Ele quase caiu no esquecimento, e agora está ganhando o mundo. Entenda a ciência e as polêmicas por trás desse queijo artesanal.

Por Carolina Pinheiro e Luiza Monteiro
Atualizado em 24 jan 2020, 16h59 - Publicado em 26 set 2018, 15h33

Na Serra da Canastra, sudoeste mineiro, a força da natureza é uma expressão sólida como o quartzito que forma o chão do lugar.
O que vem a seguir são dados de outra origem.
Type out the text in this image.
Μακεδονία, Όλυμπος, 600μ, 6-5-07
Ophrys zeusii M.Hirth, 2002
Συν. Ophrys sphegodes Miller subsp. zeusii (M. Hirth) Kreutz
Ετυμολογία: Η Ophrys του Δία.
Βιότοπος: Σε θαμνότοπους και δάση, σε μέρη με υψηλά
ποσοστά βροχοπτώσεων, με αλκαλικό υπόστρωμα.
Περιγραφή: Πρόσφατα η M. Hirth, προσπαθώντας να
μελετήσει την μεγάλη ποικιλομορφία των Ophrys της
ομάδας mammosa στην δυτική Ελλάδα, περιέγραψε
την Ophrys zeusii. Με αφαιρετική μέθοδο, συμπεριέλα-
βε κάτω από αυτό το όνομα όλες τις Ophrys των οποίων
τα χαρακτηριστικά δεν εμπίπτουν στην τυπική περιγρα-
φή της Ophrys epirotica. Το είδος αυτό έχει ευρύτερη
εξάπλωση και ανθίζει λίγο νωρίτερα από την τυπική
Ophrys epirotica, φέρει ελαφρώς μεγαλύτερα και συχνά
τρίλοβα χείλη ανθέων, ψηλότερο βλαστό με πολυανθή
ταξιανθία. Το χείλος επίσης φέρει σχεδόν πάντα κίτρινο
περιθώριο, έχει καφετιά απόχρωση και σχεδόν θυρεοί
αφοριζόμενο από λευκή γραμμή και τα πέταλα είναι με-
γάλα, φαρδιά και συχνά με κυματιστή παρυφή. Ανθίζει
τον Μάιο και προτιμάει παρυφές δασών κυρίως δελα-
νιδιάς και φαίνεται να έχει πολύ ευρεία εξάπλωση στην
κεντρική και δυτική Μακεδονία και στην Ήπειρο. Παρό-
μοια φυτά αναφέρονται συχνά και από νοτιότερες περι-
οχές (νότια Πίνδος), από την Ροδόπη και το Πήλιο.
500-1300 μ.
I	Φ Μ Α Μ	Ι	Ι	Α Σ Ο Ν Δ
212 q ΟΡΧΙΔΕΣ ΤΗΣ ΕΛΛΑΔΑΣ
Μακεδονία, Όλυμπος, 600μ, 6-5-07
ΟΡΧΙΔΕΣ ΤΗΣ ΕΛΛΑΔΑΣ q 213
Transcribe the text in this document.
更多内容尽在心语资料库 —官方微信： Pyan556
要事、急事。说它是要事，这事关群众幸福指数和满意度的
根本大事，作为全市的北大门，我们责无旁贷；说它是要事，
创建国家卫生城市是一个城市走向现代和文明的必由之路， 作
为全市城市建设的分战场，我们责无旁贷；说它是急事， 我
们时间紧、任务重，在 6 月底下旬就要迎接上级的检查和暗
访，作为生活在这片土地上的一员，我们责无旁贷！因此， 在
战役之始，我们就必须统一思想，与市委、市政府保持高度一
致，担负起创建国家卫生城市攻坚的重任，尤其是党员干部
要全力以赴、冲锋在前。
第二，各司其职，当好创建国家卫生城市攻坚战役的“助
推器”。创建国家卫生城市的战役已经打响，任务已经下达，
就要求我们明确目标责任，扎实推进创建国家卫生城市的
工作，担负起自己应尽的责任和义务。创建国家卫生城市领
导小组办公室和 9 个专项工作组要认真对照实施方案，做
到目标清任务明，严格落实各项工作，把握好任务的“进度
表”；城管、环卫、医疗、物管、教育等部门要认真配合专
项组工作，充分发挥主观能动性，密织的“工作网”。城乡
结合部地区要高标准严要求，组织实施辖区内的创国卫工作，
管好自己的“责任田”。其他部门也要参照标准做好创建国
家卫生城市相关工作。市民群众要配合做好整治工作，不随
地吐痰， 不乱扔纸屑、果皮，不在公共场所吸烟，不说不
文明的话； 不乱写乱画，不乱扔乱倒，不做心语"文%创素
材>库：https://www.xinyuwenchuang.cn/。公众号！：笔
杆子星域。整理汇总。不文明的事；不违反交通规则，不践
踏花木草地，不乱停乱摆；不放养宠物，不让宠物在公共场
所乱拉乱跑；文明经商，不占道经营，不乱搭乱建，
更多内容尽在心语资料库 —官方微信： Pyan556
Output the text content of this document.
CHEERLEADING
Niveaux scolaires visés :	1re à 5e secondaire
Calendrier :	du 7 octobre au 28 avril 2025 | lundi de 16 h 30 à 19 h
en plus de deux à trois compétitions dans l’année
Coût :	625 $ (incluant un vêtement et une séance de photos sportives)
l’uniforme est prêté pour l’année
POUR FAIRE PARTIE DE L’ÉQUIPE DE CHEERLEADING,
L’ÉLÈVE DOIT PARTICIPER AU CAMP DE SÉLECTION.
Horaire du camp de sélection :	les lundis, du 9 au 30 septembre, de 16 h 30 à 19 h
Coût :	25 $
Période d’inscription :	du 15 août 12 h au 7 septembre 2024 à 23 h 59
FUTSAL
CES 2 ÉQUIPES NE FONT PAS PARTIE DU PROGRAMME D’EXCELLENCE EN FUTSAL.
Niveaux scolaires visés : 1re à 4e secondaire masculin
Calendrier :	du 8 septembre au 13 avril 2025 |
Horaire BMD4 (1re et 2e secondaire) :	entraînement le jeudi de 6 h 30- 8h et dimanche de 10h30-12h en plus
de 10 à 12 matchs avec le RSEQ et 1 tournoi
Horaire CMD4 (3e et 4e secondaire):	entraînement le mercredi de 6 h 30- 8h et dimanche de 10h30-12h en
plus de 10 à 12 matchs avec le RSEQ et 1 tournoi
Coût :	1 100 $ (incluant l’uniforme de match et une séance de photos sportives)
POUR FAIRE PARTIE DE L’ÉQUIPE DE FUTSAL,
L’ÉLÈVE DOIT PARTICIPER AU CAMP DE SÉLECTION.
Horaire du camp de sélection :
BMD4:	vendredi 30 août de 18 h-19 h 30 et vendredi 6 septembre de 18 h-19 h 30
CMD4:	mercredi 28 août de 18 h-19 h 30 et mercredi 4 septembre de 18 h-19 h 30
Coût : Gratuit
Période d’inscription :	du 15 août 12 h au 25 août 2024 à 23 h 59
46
A região abriga tantas nascentes que cientistas definem o lugar como uma gigantesca caixa d’água. A principal delas, aliás, é a do São Francisco, o maior rio totalmente brasileiro. Entre os maciços da Serra da Canastra e o da Serra das Sete Voltas, mais de 200 cachoeiras se misturam a uma vegetação de árvores baixas, marcando a fronteira entre o Cerrado e a Mata Atlântica. O Parque Nacional da Serra da Canastra abriga 354 espécies de aves e 38 de mamíferos. Por planícies e capões passeiam animais silvestres como tatu-canastra, pato-mergulhão, onça-parda, tamanduá-bandeira, lobo-guará, ema e veado-campeiro – todos ameaçados de extinção.

Às margens dos ribeirões, os municípios de São Roque de Minas, Piumhi, Vargem Bonita, Tapiraí, Medeiros, Delfinópolis e Bambuí se destacam pela produção artesanal de queijo. Essas sete cidades formam um circuito em que cerca de 800 famílias não só mantêm viva uma tradição secular como têm mostrado ao Brasil que aqui se faz um dos melhores queijos do mundo.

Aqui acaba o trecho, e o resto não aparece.